L’AQUILA. La Fraterna Tau Onlus, insieme alla Cgil L’Aquila, ha scritto al presidente della Repubblica, Sergio Mattarella, chiedendo attenzione e intervento per la tutela della persona e del diritto alla salute e alla vita dei migranti. La lettera, firmata dal presidente della Onlus Paolo Giorgi e dal segretario generale Cgil Francesco Marrelli, richiama Mattarella nella sua funzione di garante della Costituzione e i principi su integrazione, dignità umana e solidarietà. I firmatari ribadiscono che «la Costituzione italiana tutela i diritti fondamentali della persona umana, per tutti e tutte» e richiamano l’articolo 10, con il riferimento alla tutela dello straniero e al diritto d’asilo, oltre ai principi di uguaglianza e non discriminazione degli articoli 2 e 3, con la «pari dignità sociale». Nel testo si insiste anche sul diritto alla salute, definito «diritto fondamentale e inviolabile».

Il quadro giuridico introduce un fatto concreto che, secondo i firmatari, non può essere archiviato come episodio: «Di recente la città dell’Aquila si è trovata a fronteggiare un’emergenza». Nelle scorse settimane «almeno cinquanta migranti di terra richiedenti asilo» sarebbero giunti in città e solo dopo giorni sarebbero stati trasferiti fuori regione. Nel frattempo, scrivono, «hanno stazionato e stazionano in città per giorni, senza avere un’accoglienza adeguata, costrette a dormire per strada, all’aperto», esposte al clima rigido e «ad ogni genere di pericolo»”. La preoccupazione è che «quanto accaduto, se non si trova una soluzione adeguata per il futuro, si ripeterà», perché «non è consentito che gruppi consistenti di persone siano costretti a dormire all’addiaccio», soprattutto in una città dove mancano strutture di primo soccorso e «nello specifico, un dormitorio pubblico». La lettera sottolinea che si tratta di persone «che hanno viaggiato per anni» e che, una volta arrivate all’Aquila, «vengono lasciate a dormire per strada», mentre la risposta di emergenza ricade su volontari e cittadini. Per i firmatari, «una risposta da parte dello Stato… è una questione di civiltà, di sicurezza e di umanità».

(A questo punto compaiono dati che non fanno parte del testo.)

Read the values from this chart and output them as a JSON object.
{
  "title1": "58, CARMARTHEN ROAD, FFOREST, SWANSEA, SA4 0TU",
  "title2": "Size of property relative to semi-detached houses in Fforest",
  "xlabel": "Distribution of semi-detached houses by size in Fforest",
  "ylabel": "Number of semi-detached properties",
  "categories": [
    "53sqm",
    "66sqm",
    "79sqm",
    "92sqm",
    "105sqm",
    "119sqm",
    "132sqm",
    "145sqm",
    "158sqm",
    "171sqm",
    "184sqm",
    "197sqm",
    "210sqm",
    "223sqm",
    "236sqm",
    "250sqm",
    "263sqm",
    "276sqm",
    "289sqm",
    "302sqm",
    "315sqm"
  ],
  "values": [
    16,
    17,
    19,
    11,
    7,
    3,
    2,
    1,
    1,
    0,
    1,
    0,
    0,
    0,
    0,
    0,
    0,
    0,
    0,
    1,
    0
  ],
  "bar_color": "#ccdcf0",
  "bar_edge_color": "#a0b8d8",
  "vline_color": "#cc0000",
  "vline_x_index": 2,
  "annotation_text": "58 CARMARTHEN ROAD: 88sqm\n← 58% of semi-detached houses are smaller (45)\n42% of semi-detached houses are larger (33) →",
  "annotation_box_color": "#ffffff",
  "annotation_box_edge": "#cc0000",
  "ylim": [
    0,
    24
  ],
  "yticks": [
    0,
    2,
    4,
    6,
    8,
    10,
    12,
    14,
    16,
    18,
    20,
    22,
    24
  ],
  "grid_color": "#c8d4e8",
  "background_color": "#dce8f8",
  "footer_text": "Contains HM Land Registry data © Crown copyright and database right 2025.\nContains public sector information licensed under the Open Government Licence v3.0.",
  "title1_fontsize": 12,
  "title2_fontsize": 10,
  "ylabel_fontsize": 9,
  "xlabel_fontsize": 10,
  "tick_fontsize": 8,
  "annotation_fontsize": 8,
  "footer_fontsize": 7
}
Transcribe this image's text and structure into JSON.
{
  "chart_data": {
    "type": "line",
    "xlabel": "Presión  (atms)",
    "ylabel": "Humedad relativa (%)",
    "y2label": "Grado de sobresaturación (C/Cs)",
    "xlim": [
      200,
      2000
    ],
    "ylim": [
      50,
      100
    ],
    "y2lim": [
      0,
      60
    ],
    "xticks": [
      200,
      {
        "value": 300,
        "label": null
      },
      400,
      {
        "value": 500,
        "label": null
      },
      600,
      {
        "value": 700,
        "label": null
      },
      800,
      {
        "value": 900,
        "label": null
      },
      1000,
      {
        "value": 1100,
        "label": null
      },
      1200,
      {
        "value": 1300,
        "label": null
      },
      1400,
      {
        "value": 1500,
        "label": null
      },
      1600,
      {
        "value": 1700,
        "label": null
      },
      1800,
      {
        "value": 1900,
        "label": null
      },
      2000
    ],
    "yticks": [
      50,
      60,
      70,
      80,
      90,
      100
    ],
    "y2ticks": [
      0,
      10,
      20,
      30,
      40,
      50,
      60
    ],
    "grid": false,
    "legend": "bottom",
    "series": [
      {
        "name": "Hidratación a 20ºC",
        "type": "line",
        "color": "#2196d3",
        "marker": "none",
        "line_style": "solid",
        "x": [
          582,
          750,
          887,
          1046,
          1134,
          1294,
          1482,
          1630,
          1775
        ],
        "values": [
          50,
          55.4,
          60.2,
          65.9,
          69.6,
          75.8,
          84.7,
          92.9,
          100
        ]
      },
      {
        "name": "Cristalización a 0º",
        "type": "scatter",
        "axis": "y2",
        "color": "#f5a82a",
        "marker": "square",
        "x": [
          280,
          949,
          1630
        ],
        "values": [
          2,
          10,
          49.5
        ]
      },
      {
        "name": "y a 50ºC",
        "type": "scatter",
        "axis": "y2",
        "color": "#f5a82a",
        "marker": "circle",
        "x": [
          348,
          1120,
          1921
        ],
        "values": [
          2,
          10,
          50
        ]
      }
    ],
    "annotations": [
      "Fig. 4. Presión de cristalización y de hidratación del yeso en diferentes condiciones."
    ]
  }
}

CONDIZIONI DISPERATE. Nel testo si ricorda che «sono giunte in città più di trenta persone in condizioni disperate» che alla Mensa Celestiniana trovavano i pasti, ma «non hanno avuto nemmeno un posto dove dormire né abiti adeguati alle temperature attuali, rischiando la vita». Da qui l’intervento sul campo: «I volontari… hanno allestito, per circa trenta persone, un dormitorio nei locali adiacenti alla chiesa di San Bernardino in Piazza d’Armi», definito anche «dormitorio di emergenza provvisorio».

LE ESIGENZE. Nel testo si sostiene che l’amministrazione locale «non fornisce un locale adeguato per l’accoglienza», almeno durante l’inverno, e allo stesso tempo «non consente nemmeno l’utilizzo» di strutture considerate alternative, come la chiesa di San Bernardino in piazza d’Armi, sulla quale «incombe un ordine di demolizione». I firmatari parlano di un rischio doppio: per i migranti, in termini di salute e vita; per la città, «in termini di sicurezza, ordine e igiene pubblici». A sostegno dell’appello viene citato anche un passaggio del discorso di fine anno del presidente: «Occorre aiutare la vita a sbocciare e porre le persone al centro degli interessi della comunità». Da qui la richiesta conclusiva: «Il suo intervento, perché ci si attivi per la possibilità di prestare accoglienza e tutte le cure di primo soccorso», anche in vista della visita del Capo dello Stato sabato 17 gennaio per la cerimonia di inaugurazione di L’Aquila Capitale della cultura.